Journal of Pure and Applied MicrobiologyVol. 6 No. 4

RAPD Marker Assisted Development of Improved Strains of Agaricus bisporus (Lange) Sing

Shivani Chauhan1, Shammi Kapoor2 and Saneel K. Thakur3

1Department of Pharmacology and Toxicology, College of Veterinary and Animal Sciences, CSKHPKV, Palampur - 176 062, India. 2Department of Microbiology, Punjab Agricultural University, Ludhiana, Punjab - 141 004, India. 3Department of Chemistry, Sri Sai University, Palampur - 176 062, India.

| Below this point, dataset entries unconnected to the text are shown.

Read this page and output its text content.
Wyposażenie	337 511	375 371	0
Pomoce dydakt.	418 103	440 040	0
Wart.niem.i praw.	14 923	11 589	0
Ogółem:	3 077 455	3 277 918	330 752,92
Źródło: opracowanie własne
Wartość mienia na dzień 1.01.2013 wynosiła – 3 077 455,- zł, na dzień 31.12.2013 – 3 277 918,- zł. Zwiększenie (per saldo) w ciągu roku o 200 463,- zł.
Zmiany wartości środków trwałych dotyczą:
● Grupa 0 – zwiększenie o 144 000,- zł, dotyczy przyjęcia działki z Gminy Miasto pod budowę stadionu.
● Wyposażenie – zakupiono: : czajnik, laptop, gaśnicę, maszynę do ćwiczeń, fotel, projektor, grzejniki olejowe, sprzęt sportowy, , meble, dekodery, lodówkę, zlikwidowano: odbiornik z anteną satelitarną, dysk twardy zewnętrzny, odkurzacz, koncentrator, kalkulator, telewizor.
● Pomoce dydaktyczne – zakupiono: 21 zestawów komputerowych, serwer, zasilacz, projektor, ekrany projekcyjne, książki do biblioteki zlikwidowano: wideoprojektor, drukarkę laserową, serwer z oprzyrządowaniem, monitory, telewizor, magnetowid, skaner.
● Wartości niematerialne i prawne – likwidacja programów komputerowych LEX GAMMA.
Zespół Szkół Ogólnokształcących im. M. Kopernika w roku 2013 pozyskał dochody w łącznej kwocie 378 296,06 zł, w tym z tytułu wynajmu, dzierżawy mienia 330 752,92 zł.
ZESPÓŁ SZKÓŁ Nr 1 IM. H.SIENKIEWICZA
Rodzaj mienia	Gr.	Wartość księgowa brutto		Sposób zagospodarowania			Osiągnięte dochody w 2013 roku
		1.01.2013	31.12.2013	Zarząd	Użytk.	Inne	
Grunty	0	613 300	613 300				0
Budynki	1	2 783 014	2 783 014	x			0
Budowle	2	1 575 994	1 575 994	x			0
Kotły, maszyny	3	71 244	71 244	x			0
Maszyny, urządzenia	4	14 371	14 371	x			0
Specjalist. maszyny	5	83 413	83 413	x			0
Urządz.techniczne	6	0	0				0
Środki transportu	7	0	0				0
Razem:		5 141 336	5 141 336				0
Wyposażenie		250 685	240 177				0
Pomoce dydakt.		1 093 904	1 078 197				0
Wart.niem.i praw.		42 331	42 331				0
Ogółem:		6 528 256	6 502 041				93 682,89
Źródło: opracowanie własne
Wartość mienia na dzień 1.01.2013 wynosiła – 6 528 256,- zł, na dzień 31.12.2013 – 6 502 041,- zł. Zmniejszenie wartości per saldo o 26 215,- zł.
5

Received on 18 October 2012 and accepted on 30 November 2012



Agaricus bisporus, commonly known as the button mushroom, is the most widely cultivated species of edible fungi. Many polymorphic molecular markers have been exploited for strain identification in wild and commercial strains of this mushroom. The aim of this study was to develop hybrid strains using random amplified polymorphic DNA (RAPD) markers. For this purpose A. bisporus germplasm consisting of nineteen Agaricus bisporus parental strains (P-1, U-3, S-11, CM-1 to CM-16) were screened for yield, quality and morphological parameters. Out of these, ten parental strains were selected (P-1, U-3, S-11, CM-5, CM-7, CM-8, CM-10, CM-13, CM-14 and CM-16) which were found to be better than others. They were further analyzed for degree of divergence among them through RAPD analysis. They were found to possess similarity coefficient ranging between 0.73 to 0.98. These ten strains were used for spore collection. From spores germinated on Lambert’s medium more than 500 single spore isolates (SSI’s) were isolated. These SSI’s were put to fruiting test out of which only 22 SSI’s did not show fruiting and were selected for intra-crossing for development of hybrid. Out of 17 crosses made only 5 showed compatibility between monokaryons i.e. resulted in hybrid development. Five A. bisporus parental strains , their ten single spore isolates (SSIs) and five hybrid strains so obtained were further assessed for their similarity using 10 single 10bp primers, producing 252 scorable and 81 polymorphic bands. UPGMA clustering analysis showed three major phylogenetic clusters. First and second cluster comprised of 8 strains showing intra-cluster variation, third cluster had four genetically distinguishable strains. Germplasm strains mostly had strandy/dense colonies on Potato Dextrose Agar and the strains differ significantly in mycelium growth rate. However, these environmentally variable morphological traits could not be utilized as sole criteria for establishing strainal identities. Hence, the RAPD profile generated in this study along with morpho-physiological description could be used as a reference for identification of A. bisporus strains.

Keywords : Agaricus bisporus, Genetic diversity, RAPD analysis, Molecular marker.